A) Homology-directed DNA repair activity measured in OVCAR3 shCtrl and shCLDN4 (#1 and #2) cells transfected without I-SceI and with I-SceI. B) Non-homologous end-joining DNA repair activity measured in OVCAR3 shCtrl and shCLDN4 (#1 and #2) cells transfected without I-SceI and with I-SceI. C) OVCAR3 shCtrl and shCLDN4 (#1 and #2) cells treated with 375 nM olaparib used for immunofluorescence against γH2ax (green) and XRCC1 (red). Nuclei stained using DAPI (blue). D) OVCAR3 shCtrl and shCLDN4 (#1 and #2) cells treated with vehicle control or 375 nM olaparib used for immunofluorescence against γH2ax (green) and 53BP1 (red). Nuclei stained using DAPI (blue). E) Same as D, quantification of 53BP1 foci per nuclei from five field of views. F) Low (2-69, n=95) and high (70-1899, n=107) mutation count from TCGA ovarian cancer tumors (x-axis) compared to claudin-4 mRNA expression (y-axis). Claudin-4 protein expression (CPTAC) versus Mutation count (y-axis) from 82 HGSOC TCGA tumors. Experiments performed at minimum in triplicate. Error bars, SEM. Statistical Test, one way ANOVA with multicomparison correction (A, B, E, F) or unpaired t-test (F) or Spearman Correlation (F). *p<0.05, **p<0.01, ***p<0.001, ****p<0.0001.

Figure 5:. Olaparib and inhibition of claudin-4 inhibit proliferation of primary ovarian cancer tumors.
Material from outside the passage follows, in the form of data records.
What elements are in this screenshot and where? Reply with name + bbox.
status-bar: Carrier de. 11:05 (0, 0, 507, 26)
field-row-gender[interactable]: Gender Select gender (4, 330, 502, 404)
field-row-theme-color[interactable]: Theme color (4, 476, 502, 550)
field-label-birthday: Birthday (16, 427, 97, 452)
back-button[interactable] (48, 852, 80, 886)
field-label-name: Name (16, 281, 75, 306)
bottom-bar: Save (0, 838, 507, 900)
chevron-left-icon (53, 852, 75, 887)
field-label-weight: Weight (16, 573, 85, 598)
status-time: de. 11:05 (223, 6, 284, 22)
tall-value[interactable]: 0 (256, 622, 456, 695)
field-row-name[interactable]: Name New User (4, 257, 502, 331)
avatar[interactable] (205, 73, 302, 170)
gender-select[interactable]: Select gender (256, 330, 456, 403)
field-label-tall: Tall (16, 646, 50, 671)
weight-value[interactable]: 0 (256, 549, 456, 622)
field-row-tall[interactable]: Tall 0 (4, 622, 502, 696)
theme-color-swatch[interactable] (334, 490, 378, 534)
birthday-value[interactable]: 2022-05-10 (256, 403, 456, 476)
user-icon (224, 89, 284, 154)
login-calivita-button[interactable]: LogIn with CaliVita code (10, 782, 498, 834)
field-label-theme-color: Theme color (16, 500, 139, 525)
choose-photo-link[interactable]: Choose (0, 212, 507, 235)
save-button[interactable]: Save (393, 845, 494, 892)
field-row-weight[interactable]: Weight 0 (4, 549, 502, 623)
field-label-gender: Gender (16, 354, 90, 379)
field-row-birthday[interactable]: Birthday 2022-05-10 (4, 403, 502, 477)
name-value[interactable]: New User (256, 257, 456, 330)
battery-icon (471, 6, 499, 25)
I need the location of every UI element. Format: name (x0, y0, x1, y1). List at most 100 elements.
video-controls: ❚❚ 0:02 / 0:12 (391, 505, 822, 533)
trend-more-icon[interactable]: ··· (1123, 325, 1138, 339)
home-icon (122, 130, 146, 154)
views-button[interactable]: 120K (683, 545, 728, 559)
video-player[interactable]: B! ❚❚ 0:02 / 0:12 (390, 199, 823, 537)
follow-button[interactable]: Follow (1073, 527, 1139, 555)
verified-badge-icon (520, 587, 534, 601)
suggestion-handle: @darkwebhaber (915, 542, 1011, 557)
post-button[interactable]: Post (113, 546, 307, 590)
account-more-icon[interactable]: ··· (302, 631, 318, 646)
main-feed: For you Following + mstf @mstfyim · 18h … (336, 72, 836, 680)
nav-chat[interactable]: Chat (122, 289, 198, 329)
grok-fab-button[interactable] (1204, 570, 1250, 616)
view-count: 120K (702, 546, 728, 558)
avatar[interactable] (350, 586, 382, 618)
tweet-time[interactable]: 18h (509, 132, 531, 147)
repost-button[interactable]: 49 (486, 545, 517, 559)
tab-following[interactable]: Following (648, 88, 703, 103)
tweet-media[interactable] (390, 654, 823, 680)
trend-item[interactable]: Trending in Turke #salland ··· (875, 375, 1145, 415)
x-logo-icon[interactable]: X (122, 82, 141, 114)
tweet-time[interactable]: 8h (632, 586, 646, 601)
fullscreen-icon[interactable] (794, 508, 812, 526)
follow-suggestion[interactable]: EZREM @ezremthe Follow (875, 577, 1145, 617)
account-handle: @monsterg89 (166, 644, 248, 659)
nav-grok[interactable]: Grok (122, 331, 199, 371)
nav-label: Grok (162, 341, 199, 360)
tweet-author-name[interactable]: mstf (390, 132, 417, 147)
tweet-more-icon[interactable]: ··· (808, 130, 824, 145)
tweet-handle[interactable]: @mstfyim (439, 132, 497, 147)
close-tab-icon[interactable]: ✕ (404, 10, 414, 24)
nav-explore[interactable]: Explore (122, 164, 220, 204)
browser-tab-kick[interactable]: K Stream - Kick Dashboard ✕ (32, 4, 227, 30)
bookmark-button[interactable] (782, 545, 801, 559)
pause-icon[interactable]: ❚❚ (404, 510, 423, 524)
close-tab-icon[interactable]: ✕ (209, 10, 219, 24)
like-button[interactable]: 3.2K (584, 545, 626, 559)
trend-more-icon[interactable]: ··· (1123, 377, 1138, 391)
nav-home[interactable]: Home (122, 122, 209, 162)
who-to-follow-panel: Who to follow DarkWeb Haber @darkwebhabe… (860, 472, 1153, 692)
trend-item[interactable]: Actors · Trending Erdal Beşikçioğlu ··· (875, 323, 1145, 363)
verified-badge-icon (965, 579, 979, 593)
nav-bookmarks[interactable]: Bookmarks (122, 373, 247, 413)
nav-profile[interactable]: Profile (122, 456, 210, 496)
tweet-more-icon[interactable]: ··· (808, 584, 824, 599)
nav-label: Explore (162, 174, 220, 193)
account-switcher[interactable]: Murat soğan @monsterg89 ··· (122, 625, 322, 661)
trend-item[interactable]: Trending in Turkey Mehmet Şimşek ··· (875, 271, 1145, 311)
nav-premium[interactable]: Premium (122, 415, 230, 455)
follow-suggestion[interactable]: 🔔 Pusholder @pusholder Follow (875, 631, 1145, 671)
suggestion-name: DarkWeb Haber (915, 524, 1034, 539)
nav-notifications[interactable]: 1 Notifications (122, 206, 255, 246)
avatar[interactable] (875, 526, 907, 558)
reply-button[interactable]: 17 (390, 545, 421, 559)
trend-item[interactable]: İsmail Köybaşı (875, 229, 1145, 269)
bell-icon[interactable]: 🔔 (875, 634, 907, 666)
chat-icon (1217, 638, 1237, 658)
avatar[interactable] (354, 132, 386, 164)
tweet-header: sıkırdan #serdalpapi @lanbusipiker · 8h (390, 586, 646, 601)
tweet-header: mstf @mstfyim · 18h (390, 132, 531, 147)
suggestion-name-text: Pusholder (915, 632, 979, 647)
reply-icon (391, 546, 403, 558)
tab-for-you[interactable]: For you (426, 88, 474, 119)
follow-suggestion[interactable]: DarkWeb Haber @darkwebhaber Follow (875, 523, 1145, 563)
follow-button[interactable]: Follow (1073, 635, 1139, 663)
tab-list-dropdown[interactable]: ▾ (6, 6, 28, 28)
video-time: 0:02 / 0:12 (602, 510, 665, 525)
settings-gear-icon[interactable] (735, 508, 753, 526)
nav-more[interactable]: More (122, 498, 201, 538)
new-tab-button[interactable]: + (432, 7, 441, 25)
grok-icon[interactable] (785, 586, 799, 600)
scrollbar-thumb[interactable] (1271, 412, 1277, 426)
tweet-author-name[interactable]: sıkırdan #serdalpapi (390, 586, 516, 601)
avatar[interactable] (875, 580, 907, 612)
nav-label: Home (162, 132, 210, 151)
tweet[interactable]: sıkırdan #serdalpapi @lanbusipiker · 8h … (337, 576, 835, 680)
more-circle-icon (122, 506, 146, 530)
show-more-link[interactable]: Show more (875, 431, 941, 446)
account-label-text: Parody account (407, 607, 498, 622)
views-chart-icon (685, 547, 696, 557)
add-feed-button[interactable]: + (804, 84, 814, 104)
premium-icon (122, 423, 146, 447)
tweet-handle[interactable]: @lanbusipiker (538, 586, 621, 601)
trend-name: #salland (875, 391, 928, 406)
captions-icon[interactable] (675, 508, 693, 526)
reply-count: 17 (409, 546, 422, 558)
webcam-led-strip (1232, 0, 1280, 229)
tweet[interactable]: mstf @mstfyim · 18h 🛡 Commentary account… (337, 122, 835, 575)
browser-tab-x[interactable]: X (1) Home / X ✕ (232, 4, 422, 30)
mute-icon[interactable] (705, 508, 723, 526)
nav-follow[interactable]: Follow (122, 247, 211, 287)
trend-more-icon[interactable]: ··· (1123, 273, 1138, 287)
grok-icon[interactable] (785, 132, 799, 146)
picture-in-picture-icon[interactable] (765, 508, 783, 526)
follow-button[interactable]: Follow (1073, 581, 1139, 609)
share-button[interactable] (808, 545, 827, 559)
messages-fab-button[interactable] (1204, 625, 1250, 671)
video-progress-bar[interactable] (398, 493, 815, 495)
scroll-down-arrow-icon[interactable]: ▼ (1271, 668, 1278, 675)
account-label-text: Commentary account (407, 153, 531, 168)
A) Workflow of the ex vivo experiments using primary tumor tissue. Primary tumors were classified as claudin-4 null/low or claudin-4 high based on immunofluorescence (IF, claudin-4, green and nuclei, DAPI). IHC against Ki67 was completed in all the tumors, tumors were de-identified, and a histology score (H-score) was calculated based on intensity of Ki67 signal and percentage of tumor cells from at least three fields of view. B) Representative H-score and claudin-4 IF for claudin-4 null/low expressing ovarian cancer tumors. C) Representative H-score and claudin-4 IF for claudin-4 high expressing ovarian cancer tumors. D) Representative Ki67 images of claudin-4 null/low and high expressing ovarian cancer tumors (Scale bar, 50 microns). E) Normalized Ki67 H-score based control (Ctrl) treated tumors for all the claudin-4 null/low (N=5) and high (N=7) expressing serous ovarian tumors. Three fields from each tumor were analyzed and each tumor is represented by three matched colored spots. Error bars, SEM. Statistical test, one way ANOVA with multicomparison correction. *p<0.05, **p<0.01, ***p<0.001, ****p<0.0001.